The Northern Antiques Fair
Among this trio of events, the relaunched Northern Antiques Fair (October 19-22) is likely to be the most carefully watched around the trade. Formerly The Harrogate Art & Antique Fair, it was given a new name following the sale of its parent company last December. Ingrid Nilson of Antiques Dealers Fair Limited was appointed fair director and the show has adopted an older title, first used for its inaugural run in 1951.
With the changeover, there were some scheduling adjustments. The spring run of the previously biannual event was cancelled (the organisers are currently considering options for 2018) and subsequently the dates for the autumn edition were pushed back from early to mid-October.
Now, “it’s coming together nicely” says Nilson, who is overseeing the fair in addition to her ADFL responsibilities.

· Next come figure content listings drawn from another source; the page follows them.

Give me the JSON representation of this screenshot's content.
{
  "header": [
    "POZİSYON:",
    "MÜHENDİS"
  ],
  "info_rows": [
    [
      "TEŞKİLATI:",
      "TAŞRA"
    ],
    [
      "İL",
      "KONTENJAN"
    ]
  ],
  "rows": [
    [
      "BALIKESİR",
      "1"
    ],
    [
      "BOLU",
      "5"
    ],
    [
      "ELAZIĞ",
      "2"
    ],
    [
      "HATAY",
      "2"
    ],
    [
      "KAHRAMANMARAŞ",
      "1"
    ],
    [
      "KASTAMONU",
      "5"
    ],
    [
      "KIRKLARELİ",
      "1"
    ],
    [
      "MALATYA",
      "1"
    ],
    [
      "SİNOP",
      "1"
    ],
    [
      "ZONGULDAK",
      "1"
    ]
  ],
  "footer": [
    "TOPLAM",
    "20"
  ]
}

It takes place in the Harrogate Convention Centre and will host more than 30 dealers.
Among them is Billy Cook, owner of William Cook, who is signalling his support for the fair’s shake-up in part by bringing a standout 18th-century Chinese export lacquer cabinet. “I specifically decided to bring it because it’s a real showstopper,” he says. “I want the show to become a yearly event where people can come to see things they wouldn’t be able to see every day of the week.”
He is keen for any opportunity to sell to clients in the North, whom he describes as “straightforward people” who are “prepared to spend when they find a piece they like”.
The fair continues its long association with the British Antiques Dealers’ Association and many of the exhibitors are members of the trade body. BADA dealers this year include 17th to early 20th-century oil painting specialist Atelier Limited, Jack Shaw & Co bringing silver and J Dickinson Maps & Prints.
“Harrogate has been such a mecca for antiques with good shops in the area as well as a variety of fairs,” says Nilson.
Bruton Decorative Antiques Fair
In the South West, the Bruton Decorative Antiques Fair (October 13- 15) will seek to build on the success of its inaugural edition last year.
“I used to think that many of the London trade would not venture outside the M25,” says organiser Sue Ede. But taking over the Bath Decorative Fair five years ago helped dispel the impression. In fact, the Bath fair proved so popular that Ede launched its sister event in Bruton last year to help accommodate a bulging waiting list.
The new event drew buyers from the South West and some from as far away as the US. This year, the trade preview has been extended by an hour to allow more time for the large queue that burst through the door of the fair last year to filter into the venue.
But this is no time to be complacent, Ede says. “There is a degree of alchemy in force at any event” from one year to the next. “You can work as hard, spend as much and one year the fair is an outstanding success and the next year not so much. We are all at the mercy of the economy and the exhibitors are at the mercy of the vagaries of the supply chain.”
Still, a lot of work has gone into ensuring the success of this month’s event. It takes advantage of one of the nearby art world attractions, the Somerset outlet of international contemporary gallery Hauser & Wirth. This year fair organisers have teamed up with Roth Bar & Grill, situated at the gallery, hosting a competition for visitors to win a lunch at the restaurant.
And Mark Hill of BBC’s Antiques Roadshow will take a tour around the fair which will be streamed live on social media.
Among the exhibitors showing at this year’s fair are country furniture specialist Elham Antiques, Quillon House Antiques bringing gothic early oak and arms and armour, and Molly and Maud’s Place with a mix of antiques and design.
Chester Antiques Show
The oldest of the three events is the Chester Antiques Show (October 12-15), which takes place in the County Grandstand of Chester Racecourse. It, too, has seen its share of changes since it launched in 1989.
Fair organiser Caroline Penman recalls that when the fair began, “Cheshire had more wealthy farmers than any other county and farmers are traditionally good buyers. Now we have lost the dairy farmers but sheep are doing well, especially on the Welsh Marches.”
Provincial fairs, she adds, have the advantage of being lower-cost for organisers, exhibitors and visitors compared with London events and offer the opportunity for a pleasant day out without having to “contend with unreliable trains or traffic congestions and parking nightmares”.
The winter edition of this biannual fair features 40 dealers with pieces ranging in price from £25 to £25,000.
The event is pitched to attract collectors, interior decorators and home stylists from across the Midlands and the North of England. Regular exhibitors include Midwinter Antiques with 17th to 19th-century furniture, textiles and decorative items, jewellery specialist Thomas Glower and WR Harvey & Son bringing English antique furniture.
A new face this year will be Gemma Redmond Vintage, who will bring a selection of jewellery dating from the 1920s-50s.